J'en ai un exemplaire chez moi, et je le relis régulièrement... Par contre, l'aspect orthographique ne m'avait jamais frappé.
Comme quoi ça sert d'être un grammar nazi. Oui parce que j'étais déjà un Grammar Nazi quand j'étais petit.
J'ai lu il y a longtemps un bouquin de sf post-apocalyptique dans lequel le langage était de même devenu dans la défunte société purement "comme ça se prononce". Niourk de stéphane wul. Paru en 1957, avant le piège diabolique donc. Je ne saurais vous dire s'il est vraiment bon en revanche, je l'ai lu une seule fois à 11 ans.
Avant ça, il y a le très célèbre 1984 de George Orwell publié en 1948 qui a fondé la novlangue, qui comporte beaucoup moins de mots pour limiter le développement de la pensée.
Exact, d'ailleurs je recommande son adaptation XTREM version non assumée Equilibrium, pour rire un grand coup. Je crois que je vais écrire une belle critique de ce flim.

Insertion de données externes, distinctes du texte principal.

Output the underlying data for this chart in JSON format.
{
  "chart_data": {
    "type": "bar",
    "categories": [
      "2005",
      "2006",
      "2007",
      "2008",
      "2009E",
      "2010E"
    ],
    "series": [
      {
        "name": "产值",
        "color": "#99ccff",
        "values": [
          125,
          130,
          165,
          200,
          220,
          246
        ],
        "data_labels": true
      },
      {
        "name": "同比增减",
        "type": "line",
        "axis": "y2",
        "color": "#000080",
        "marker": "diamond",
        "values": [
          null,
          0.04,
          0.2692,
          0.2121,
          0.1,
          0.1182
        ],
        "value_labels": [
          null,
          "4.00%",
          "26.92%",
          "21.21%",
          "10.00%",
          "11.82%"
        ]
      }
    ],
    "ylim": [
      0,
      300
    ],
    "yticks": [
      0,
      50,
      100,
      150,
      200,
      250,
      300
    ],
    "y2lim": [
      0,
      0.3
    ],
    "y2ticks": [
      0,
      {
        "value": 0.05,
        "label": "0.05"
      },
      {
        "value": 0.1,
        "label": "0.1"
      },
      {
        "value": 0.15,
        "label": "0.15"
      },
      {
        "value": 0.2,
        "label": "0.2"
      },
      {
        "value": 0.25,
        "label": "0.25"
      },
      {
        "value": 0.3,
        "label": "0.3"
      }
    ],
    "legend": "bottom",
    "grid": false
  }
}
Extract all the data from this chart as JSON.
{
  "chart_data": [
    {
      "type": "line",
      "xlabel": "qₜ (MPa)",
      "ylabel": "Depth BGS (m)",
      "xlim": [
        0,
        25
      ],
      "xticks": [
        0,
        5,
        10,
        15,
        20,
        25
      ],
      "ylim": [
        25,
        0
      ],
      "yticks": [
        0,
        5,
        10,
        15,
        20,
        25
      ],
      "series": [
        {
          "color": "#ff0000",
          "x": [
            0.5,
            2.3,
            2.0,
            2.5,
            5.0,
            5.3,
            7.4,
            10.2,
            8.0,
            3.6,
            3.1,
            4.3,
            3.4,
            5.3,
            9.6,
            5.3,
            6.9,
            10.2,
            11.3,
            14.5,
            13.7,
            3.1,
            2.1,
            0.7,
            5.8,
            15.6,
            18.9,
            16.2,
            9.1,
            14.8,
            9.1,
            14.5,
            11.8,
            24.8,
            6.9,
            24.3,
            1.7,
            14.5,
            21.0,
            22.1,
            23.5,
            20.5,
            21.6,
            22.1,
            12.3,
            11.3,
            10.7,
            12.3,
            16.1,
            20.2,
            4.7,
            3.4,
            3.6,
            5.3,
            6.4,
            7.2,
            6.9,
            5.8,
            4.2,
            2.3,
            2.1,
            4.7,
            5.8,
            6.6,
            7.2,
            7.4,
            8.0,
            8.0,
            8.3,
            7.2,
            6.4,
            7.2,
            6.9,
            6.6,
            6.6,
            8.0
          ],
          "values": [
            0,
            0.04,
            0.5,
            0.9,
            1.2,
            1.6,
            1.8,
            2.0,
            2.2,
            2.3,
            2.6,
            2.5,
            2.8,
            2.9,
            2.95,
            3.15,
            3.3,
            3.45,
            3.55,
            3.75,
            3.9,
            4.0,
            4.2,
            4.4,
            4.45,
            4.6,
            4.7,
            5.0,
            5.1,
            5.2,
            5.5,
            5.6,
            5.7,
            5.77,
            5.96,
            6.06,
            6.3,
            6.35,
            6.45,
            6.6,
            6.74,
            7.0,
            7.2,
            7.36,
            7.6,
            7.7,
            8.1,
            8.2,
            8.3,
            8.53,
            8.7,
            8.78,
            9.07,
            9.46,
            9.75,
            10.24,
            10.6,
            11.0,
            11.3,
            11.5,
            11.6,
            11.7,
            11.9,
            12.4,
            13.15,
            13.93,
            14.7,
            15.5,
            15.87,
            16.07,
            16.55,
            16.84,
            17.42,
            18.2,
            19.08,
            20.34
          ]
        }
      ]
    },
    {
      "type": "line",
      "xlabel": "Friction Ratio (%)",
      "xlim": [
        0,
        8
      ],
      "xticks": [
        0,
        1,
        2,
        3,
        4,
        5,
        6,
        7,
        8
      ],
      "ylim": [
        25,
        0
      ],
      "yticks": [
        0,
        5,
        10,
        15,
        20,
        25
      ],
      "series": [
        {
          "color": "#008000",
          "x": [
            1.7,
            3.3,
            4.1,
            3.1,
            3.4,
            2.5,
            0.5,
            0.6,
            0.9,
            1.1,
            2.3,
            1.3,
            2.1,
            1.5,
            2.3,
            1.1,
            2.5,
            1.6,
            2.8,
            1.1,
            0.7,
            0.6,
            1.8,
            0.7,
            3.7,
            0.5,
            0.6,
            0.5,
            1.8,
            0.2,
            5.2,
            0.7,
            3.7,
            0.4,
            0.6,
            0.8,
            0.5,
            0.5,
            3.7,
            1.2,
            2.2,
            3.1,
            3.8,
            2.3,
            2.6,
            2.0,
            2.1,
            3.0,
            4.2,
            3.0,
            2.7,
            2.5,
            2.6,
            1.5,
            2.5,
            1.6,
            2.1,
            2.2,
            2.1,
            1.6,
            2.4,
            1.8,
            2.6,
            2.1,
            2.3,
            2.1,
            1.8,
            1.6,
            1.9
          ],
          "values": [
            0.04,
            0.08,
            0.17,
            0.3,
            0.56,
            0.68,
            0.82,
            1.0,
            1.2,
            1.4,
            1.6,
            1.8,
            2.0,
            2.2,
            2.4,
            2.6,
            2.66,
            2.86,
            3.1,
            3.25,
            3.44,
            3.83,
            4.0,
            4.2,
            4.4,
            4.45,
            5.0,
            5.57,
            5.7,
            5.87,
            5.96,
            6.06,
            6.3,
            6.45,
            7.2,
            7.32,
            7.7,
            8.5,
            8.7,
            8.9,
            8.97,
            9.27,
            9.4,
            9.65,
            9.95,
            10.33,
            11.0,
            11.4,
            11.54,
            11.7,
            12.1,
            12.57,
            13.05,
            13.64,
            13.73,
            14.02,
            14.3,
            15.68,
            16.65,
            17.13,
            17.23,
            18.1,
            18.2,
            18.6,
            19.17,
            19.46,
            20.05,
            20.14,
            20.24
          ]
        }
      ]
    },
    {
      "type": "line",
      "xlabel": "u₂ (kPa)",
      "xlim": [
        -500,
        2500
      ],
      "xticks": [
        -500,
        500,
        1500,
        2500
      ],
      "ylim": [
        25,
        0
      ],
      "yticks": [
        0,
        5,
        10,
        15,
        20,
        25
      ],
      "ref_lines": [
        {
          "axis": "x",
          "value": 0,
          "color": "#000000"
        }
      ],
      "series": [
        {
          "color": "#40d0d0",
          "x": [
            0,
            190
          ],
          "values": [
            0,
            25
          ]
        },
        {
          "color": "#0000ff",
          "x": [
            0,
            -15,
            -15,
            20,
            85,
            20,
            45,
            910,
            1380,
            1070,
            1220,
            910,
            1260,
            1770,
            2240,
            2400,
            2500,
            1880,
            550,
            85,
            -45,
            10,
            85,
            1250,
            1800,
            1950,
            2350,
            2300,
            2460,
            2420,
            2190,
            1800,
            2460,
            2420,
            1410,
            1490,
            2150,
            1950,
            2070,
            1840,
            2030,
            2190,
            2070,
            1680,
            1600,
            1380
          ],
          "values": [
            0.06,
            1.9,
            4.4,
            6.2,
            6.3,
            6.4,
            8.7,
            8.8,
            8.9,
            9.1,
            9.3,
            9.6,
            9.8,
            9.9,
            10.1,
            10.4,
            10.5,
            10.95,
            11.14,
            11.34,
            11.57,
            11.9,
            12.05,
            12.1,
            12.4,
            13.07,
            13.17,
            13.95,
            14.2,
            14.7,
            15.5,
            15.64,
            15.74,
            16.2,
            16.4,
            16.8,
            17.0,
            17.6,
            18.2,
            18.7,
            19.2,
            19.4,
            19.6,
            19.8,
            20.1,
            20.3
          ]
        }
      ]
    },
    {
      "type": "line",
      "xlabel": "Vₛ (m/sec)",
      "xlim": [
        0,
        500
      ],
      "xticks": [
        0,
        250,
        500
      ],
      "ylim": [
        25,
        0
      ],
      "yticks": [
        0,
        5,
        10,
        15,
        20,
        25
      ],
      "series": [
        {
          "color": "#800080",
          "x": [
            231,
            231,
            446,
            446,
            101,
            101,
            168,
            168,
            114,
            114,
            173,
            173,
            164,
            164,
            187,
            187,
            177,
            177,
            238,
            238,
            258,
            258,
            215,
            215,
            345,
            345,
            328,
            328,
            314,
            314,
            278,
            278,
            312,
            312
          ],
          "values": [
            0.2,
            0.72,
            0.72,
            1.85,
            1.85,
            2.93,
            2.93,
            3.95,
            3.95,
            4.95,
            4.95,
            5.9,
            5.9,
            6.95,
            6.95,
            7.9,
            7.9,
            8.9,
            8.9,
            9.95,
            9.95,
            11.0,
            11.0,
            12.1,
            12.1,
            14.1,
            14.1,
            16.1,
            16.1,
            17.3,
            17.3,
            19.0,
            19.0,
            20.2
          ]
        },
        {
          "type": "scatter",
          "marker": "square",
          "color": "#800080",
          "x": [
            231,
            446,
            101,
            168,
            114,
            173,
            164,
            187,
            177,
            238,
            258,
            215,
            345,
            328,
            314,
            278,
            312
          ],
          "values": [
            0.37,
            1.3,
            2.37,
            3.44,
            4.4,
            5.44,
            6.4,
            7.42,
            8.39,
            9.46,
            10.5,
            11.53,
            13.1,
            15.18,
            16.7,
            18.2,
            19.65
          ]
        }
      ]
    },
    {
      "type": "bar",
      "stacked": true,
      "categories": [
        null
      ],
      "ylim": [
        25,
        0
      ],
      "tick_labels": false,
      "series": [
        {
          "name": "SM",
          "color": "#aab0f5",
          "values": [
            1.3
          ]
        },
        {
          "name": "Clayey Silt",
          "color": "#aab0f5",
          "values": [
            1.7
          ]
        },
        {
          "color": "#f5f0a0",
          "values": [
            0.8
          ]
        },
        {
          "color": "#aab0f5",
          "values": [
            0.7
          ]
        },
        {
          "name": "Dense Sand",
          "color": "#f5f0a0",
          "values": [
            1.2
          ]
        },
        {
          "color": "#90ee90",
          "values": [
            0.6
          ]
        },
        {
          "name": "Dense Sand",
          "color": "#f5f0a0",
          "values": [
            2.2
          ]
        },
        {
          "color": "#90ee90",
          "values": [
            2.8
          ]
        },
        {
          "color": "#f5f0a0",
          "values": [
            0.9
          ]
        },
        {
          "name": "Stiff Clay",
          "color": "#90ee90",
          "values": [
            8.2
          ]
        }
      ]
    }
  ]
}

Beurk ! Ce livre m'a dégouté des dictatures et des oppresseurs. JE SUIS LIIIIIBRE !
Ertaï a écrit :
Exact, ce détail m'a carrément marqué, et j'ai la sensation que, contrairement à un Retour vers le Futur 2 qui s'est montré (même si follement amusant) loin, loiiiiin loin de la vérité dans laquelle nous vivons, ce genre de vision du futur, en revanche, pourrait devenir réalité.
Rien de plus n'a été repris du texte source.